Он понял, что все это время она вырезала из газет, которые читала, относившиеся к нему статьи, его собственные речи, его фотографии. Но подобное внимание отнюдь не растрогало его, но лишь наполнило презрением к ней. Он отлично представлял себе роль, которую разыгрывала Ивонна на протяжении пятнадцати лет перед мадам Марен, перед покупателями, приходившими в ее лавку, перед своими поставщиками, – то была роль покинутой супруги, первой привязанности великого человека; и она кичилась тем, что достойно переживает свое горе, она самым жалким образом грелась в лучах славы, которую он стяжал себе, уже расставшись с нею. Да, только такая неблагодарная дешевая роль и была ей по плечу. Должно быть, она прожужжала все уши десятку людей, составлявших ее убогое окружение, фразами такого рода: «Мой муж – Симон Лашом… Когда мой муж был еще учителем… Любит ли ваш муж чечевичную похлебку? Мой – тоже, я готовила ему вареную чечевицу каждую неделю, ведь мы жили небогато…» И люди сочувственно выслушивали ее нудные речи, потому что им тоже нравилась жалкая роль наперсников в этой трагикомедии.

«Почему я на ней женился? – спрашивал он себя. – Будь у нее хотя бы красивые глаза! Но нет. В двадцать пять лет она была бесцветной девушкой, и сегодня – в пятьдесят – она стала бесцветной женщиной…»

А ведь он знал мужчин, у которых на протяжении их жизни было немало любовных приключений, но при этом рядом с ними всегда оставались жены: со своими женами они прошли жизненный путь, вместе окидывали взглядом пройденную дорогу, вместе с умилением вспоминали начало карьеры!

Что же, эти мужчины лучше, чем он, угадали, в чем заключается счастье?

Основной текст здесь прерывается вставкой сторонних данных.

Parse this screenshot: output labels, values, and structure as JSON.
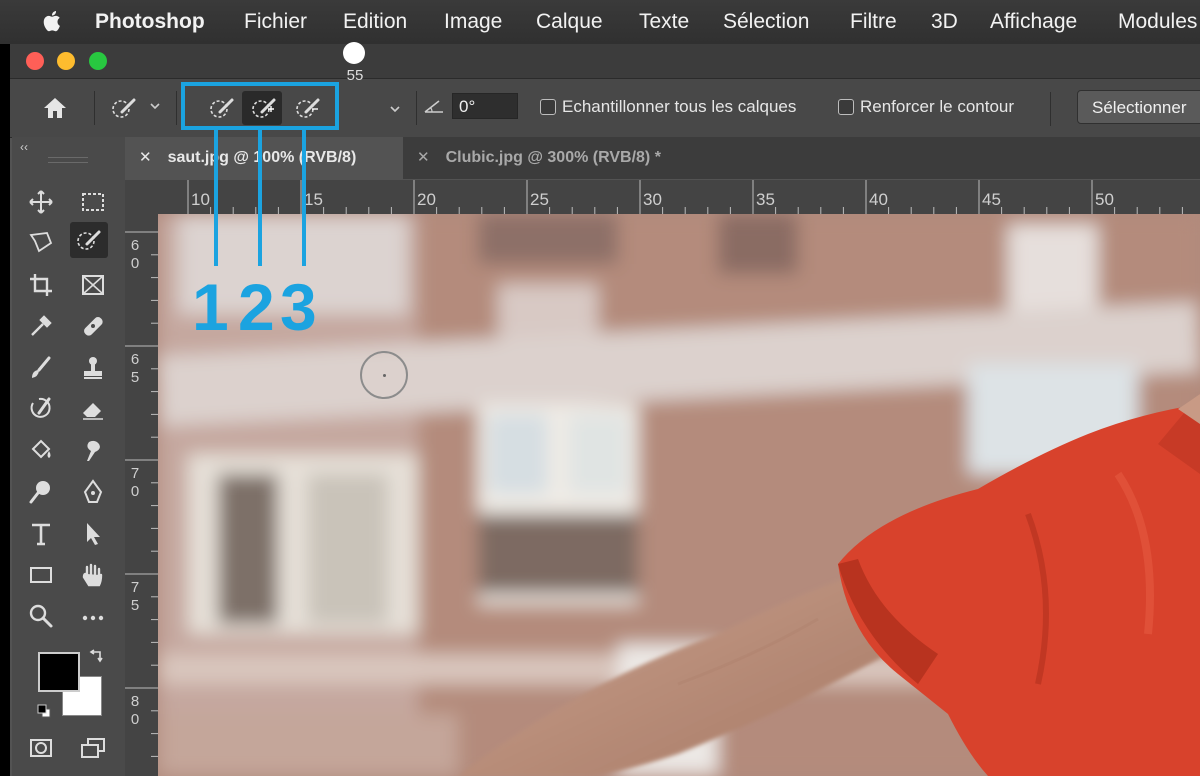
{
  "menubar": {
    "app_name": "Photoshop",
    "items": [
      "Fichier",
      "Edition",
      "Image",
      "Calque",
      "Texte",
      "Sélection",
      "Filtre",
      "3D",
      "Affichage",
      "Modules"
    ]
  },
  "window_controls": {
    "close_color": "#ff5f57",
    "minimize_color": "#febc2e",
    "zoom_color": "#28c840"
  },
  "options_bar": {
    "brush_size": "55",
    "angle_value": "0°",
    "sample_all_layers": {
      "label": "Echantillonner tous les calques",
      "checked": false
    },
    "enhance_edge": {
      "label": "Renforcer le contour",
      "checked": false
    },
    "select_subject_label": "Sélectionner",
    "selection_modes": [
      "new-selection",
      "add-to-selection",
      "subtract-from-selection"
    ],
    "active_mode": "add-to-selection"
  },
  "document_tabs": [
    {
      "label": "saut.jpg @ 100% (RVB/8)",
      "active": true
    },
    {
      "label": "Clubic.jpg @ 300% (RVB/8) *",
      "active": false
    }
  ],
  "rulers": {
    "horizontal_labels": [
      "10",
      "15",
      "20",
      "25",
      "30",
      "35",
      "40",
      "45",
      "50"
    ],
    "vertical_labels": [
      [
        "6",
        "0"
      ],
      [
        "6",
        "5"
      ],
      [
        "7",
        "0"
      ],
      [
        "7",
        "5"
      ],
      [
        "8",
        "0"
      ]
    ]
  },
  "annotation": {
    "color": "#1ba3e0",
    "numbers": [
      "1",
      "2",
      "3"
    ]
  },
  "colors": {
    "foreground": "#000000",
    "background": "#ffffff",
    "shirt": "#d8422c"
  }
}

Кто же больше виновен в его неудавшейся семейной жизни – он или Ивонна?

Он готов был признать себя безусловно виноватым в том, что сделал неудачный выбор. Но в остальном…

Лашом обычно говорил, оправдывая свой разрыв с женщиной: «Если мужчина оставляет любовницу, значит, она не сумела удержать его при себе».

Посмотрев на жену, он подумал: «Ей всегда подходила роль лавочницы, вот она ею и стала».

– Смотри-ка, – с улыбкой промолвила Ивонна, – ты по-прежнему протираешь очки большими пальцами. Человек стареет, но, в сущности, мало меняется.

– Скажи, а твоя личная жизнь… она так и не сложилась?.. У тебя не было возлюбленных?

– О нет, – спокойно ответила она. – Знаешь, я по своей натуре могу принадлежать лишь одному человеку.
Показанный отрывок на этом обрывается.